Don’t assume elderly heart failure patients are assumed to prefer improved quality of life over longevity, study authors noted. The majority of them prefer longevity over quality of life, half expressed a desire for resuscitation if needed, and it was difficult to predict individual preferences.
Researchers looked at patients’ willingness to trade survival time for quality-of-life and the preferences for among 622 heart failure patients aged 60 or older participating in the Trial of Intensified vs. Standard Medical Therapy in Elderly Patients with Congestive Heart Failure.
End-of-life preferences were assessed by using a time trade-off tool and one question concerning CPR preference. To assess time trade-off, patients were asked whether they preferred living 2 years in their current state of health or living 1 year in excellent health. If 1 year in excellent health was chosen, the patients were asked whether they would prefer 2 years in their current state of health or 6 months in perfect health. If 2 years in the current state were chosen, then they were asked whether they would prefer 2 years in their current state of health or 18 months in perfect health. The series continued until the choices were the same. This time point subtracted from 24 months derived the number of months of survival time that the patient would be willing to trade.
End-of-life preferences were assessed at baseline, and at 12 and 18 months. In addition, CPR order during last hospitalization was assessed in patients who were included presently after discharge. Patients were divided into four groups: not willing to trade any survival time, willing to trade less than 6 months, 6 to 12 months, and 12 months. Results appeared in the European Heart Journal.
In multivariable analysis, willingness to trade survival time increased with age, female sex, a reduced Duke Activity Status Index, Geriatric Depression Score, and history of gout, exercise intolerance, constipation and edema. But, the authors noted, even combining these variables did not result in reliable prediction. Of 603 (97%) patients who had a resuscitation preference, 51% wanted resuscitation, 39% did not, and 10% were undecided, with little change over time. Resuscitation orders were known in 430 patients, but they differed from patients’ preferences 32% of the time.
At baseline, 74% of the patients were not willing to trade any survival time for excellent health. Of the remaining patients, approximately equal groups were willing to trade up to 6 months, 6 months to 1 year, or more than 1 year. Patients aged 75 years and older were slightly more likely to be willing to trade any survival time, the proportion of those not willing to trade would still be 72% (at month 18, 75%).
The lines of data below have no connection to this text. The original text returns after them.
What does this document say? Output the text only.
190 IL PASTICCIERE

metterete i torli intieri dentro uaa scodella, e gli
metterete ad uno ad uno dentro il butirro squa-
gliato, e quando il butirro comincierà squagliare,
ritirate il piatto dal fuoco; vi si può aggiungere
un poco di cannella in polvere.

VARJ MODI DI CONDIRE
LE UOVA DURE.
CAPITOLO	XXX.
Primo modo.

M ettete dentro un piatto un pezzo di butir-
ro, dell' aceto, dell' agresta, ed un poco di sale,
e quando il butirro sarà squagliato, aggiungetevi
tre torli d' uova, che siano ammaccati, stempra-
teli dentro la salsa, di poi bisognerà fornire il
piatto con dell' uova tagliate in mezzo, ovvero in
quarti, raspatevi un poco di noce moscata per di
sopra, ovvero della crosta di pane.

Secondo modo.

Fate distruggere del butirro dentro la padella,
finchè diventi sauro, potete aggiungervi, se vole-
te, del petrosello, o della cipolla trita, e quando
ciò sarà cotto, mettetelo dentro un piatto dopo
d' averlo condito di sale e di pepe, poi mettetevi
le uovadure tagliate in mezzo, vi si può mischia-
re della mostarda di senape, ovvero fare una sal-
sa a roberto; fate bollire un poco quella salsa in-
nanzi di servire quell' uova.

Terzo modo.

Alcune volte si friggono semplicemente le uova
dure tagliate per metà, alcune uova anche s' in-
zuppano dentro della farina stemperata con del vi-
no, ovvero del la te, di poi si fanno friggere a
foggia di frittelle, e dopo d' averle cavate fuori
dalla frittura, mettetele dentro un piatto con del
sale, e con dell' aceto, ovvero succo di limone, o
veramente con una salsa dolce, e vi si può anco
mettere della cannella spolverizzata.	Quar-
Patients indicating any willingness to trade survival time for symptom-free living differed in many ways from those unwilling to trade, the authors wrote. They were older, more often female, lived more often on their own and/or were not married, had more signs and symptoms of congestive heart failure and poorer quality of life.
The authors wrote, “Openness and communication about prognosis, trajectories, and realistic treatment possibilities engender hope and allow patients to plan for their future. This applies to various decisions that confront (congestive heart failure) CHF patients, but may be particularly important with respect to (implantable cardioverter-defibrillator) ICD implantation, turning off the device, and treatment with purely symptomatic medical therapy that may even reduce survival.”
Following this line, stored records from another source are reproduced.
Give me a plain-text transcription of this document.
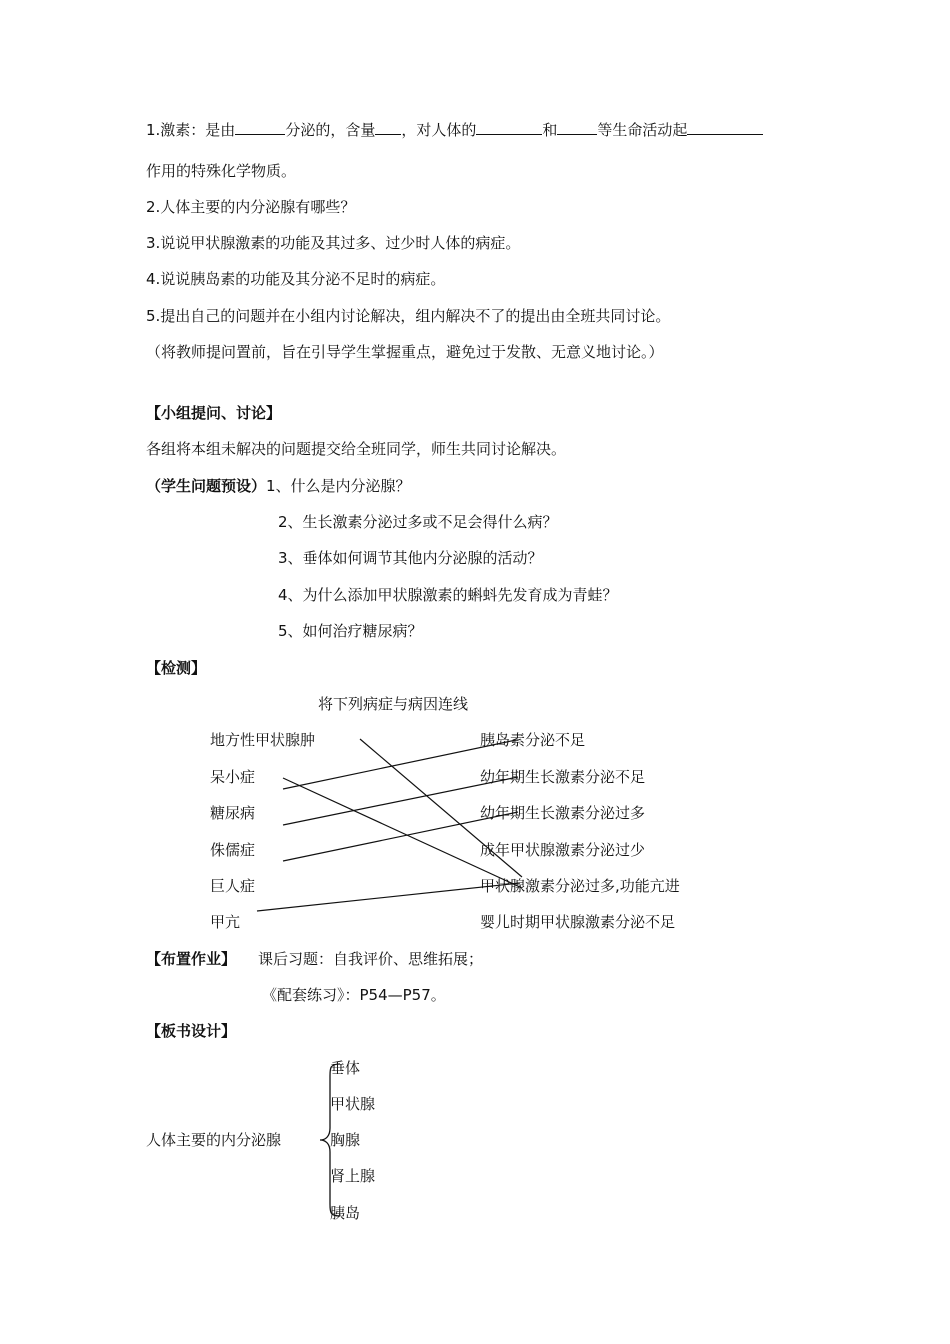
1.激素：是由	分泌的，含量 ，对人体的	和	等生命活动起
作用的特殊化学物质。
2.人体主要的内分泌腺有哪些？
3.说说甲状腺激素的功能及其过多、过少时人体的病症。
4.说说胰岛素的功能及其分泌不足时的病症。
5.提出自己的问题并在小组内讨论解决，组内解决不了的提出由全班共同讨论。
（将教师提问置前，旨在引导学生掌握重点，避免过于发散、无意义地讨论。）
【小组提问、讨论】
各组将本组未解决的问题提交给全班同学，师生共同讨论解决。
（学生问题预设）1、什么是内分泌腺？
2、生长激素分泌过多或不足会得什么病？
3、垂体如何调节其他内分泌腺的活动？
4、为什么添加甲状腺激素的蝌蚪先发育成为青蛙？
5、如何治疗糖尿病？
【检测】
将下列病症与病因连线
地方性甲状腺肿
呆小症
糖尿病
侏儒症
巨人症
甲亢
胰岛素分泌不足
幼年期生长激素分泌不足
幼年期生长激素分泌过多
成年甲状腺激素分泌过少
甲状腺激素分泌过多,功能亢进
婴儿时期甲状腺激素分泌不足
【布置作业】 课后习题：自我评价、思维拓展；
《配套练习》：P54—P57。
【板书设计】
人体主要的内分泌腺
垂体
甲状腺
胸腺
肾上腺
胰岛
An editorial commented that patients must receive accurate information about life expectancy in order to make better choice about their end-of-life. This requires open and repeated conversations in a patient-centered environment.
“In patients whose prognosis is grim, the real question we should be asking is ‘Given limited quantity of life, how can we maximize quality?'” the editorial stated. “As the end of life nears, the goals of care should also change, and the alleviation of adverse symptoms becomes the most important objective.”